Humilité

L’humilité n’a jamais été le point fort de ma mère. Consciente de ses qualités, elle n’éprouve pas le besoin de faire preuve d’une fausse modestie en semblant s’abaisser devant les autres. J’ai pensé un moment que ce n’était pas chrétien et je crois maintenant qu’elle a raison : pourquoi ne pas s’exalter, après Marie, des merveilles que Dieu fait en nous et ressembler à Jésus devrait suffire. Bonne fête maman !

Après tout l’apôtre Paul nous demande simplement d’avoir entre nous « les dispositions que l’on doit avoir dans le Christ Jésus : lui qui était dans la condition de Dieu, il n’a pas jugé bon de revendiquer son droit d’être traité à l’égal de Dieu ; mais au contraire, il se dépouilla lui-même en prenant la condition de serviteur. Devenu semblable aux hommes et reconnu comme un homme à son comportement, il s’est abaissé lui-même en devenant obéissant jusqu’à mourir, et à mourir sur une croix. C’est pourquoi Dieu l’a élevé au-dessus de tout ; il lui a conféré le Nom qui surpasse tous les noms. » Philippiens 2.

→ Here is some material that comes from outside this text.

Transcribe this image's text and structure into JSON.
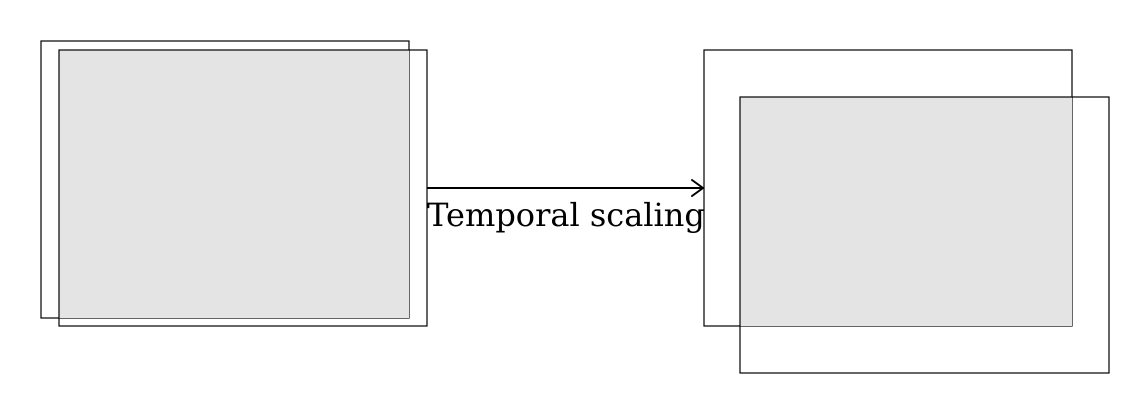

Jésus se savait de condition divine ; il était conscient de ce qu’il valait, utilisait son pouvoir de guérison, sa force de séduction, la puissance de son message… Il a rejoint notre humanité sans renier sa filiation.

Son abaissement comme son humilité ont pour seule origine l’obéissance au Père : il ne parle ni n’agit en son nom propre puisqu’il fait toujours la volonté de celui qui l’a envoyé et c’est en cela qu’il faut chercher à lui être semblable. Si prétendre ne rien valoir est une hypocrisie, il est essentiel de reconnaître les sources d’où nous tirons nos richesses : les hommes, la terre, Dieu. Être humble consiste à dire : « tout ce que je suis je l’ai reçu et j’y suis fidèle ». Chercher à retrouver l’origine de ce qui nous constitue intimement, sans se l’attribuer, est le projet de la véritable humilité. La démarche va à l’encontre des efforts de ceux qui cherchent à retrouver leur « nature profonde », leur « identité véritable », ce qui fait d’eux des « êtres uniques » alors qu’ils sont d’une triste banalité.

J’ai dans la tête l’image prise par Michel Serres dans le prologue de son livre Le Tiers Instruit. Il y met en scène un Arlequin qui, se rendant compte qu’il est habillé de pièces et de morceaux, retire son vêtement pour se débarrasser de ce qui n’est pas lui. Mais sa peau est aussi bariolée que son habit et se l’arracher l’amène à constater que, jusqu’au plus intime de lui-même,  il est constitué d’éléments dont il a hérité. Comme avec un oignon, il n’y aura plus rien quand il aura enlevé tout ce qui lui vient d’ailleurs alors qu’il recherchait le noyau dur de son individualité. La vraie humilité est là : s’accepter comme fils, au carrefour de relations multiples et fruits de ses interactions. Obéissant et reconnaissant.

Michel Serres aurait pu laisser son Arlequin en l’état, désespéré d’aboutir à une impasse au terme de ses tentatives de dépouillement, sans essence propre. Mais voilà que son Arlequin se change en Pierrot : au lieu de nier ses origines, il a réussi à en mêler les couleurs, à les faire passer par son prisme personnel pour les transformer en un blanc éclatant. Jésus lui aussi s’est montré transfiguré aux yeux de quelques-uns de ses apôtres et à notre tour nous avons à combiner ce dont nous avons hérité pour construire un être unique. Si la véritable humilité consiste à reconnaître d’où nous venons, notre tâche d’homme consiste à en faire une œuvre à nulle autre pareille : nous ne sommes pas la seule résultante d’une série de circonstances.

Cependant, l’aventure de notre vie ne s’arrête pas là. La transfiguration n’est qu’une anticipation de ce qui nous attend. Jésus, en s’abandonnant complètement entre les mains du Père, a été ressuscité par lui. De même, nos efforts pour devenir une personne seront portés jusqu’à une réalisation totale par celui qui nous donne la vie qui ne finit pas. En acceptant que notre origine soit ailleurs nous entrons en plénitude dans le mouvement divin qui ne connaît pas de limites. L’humilité est la vraie source de la vie.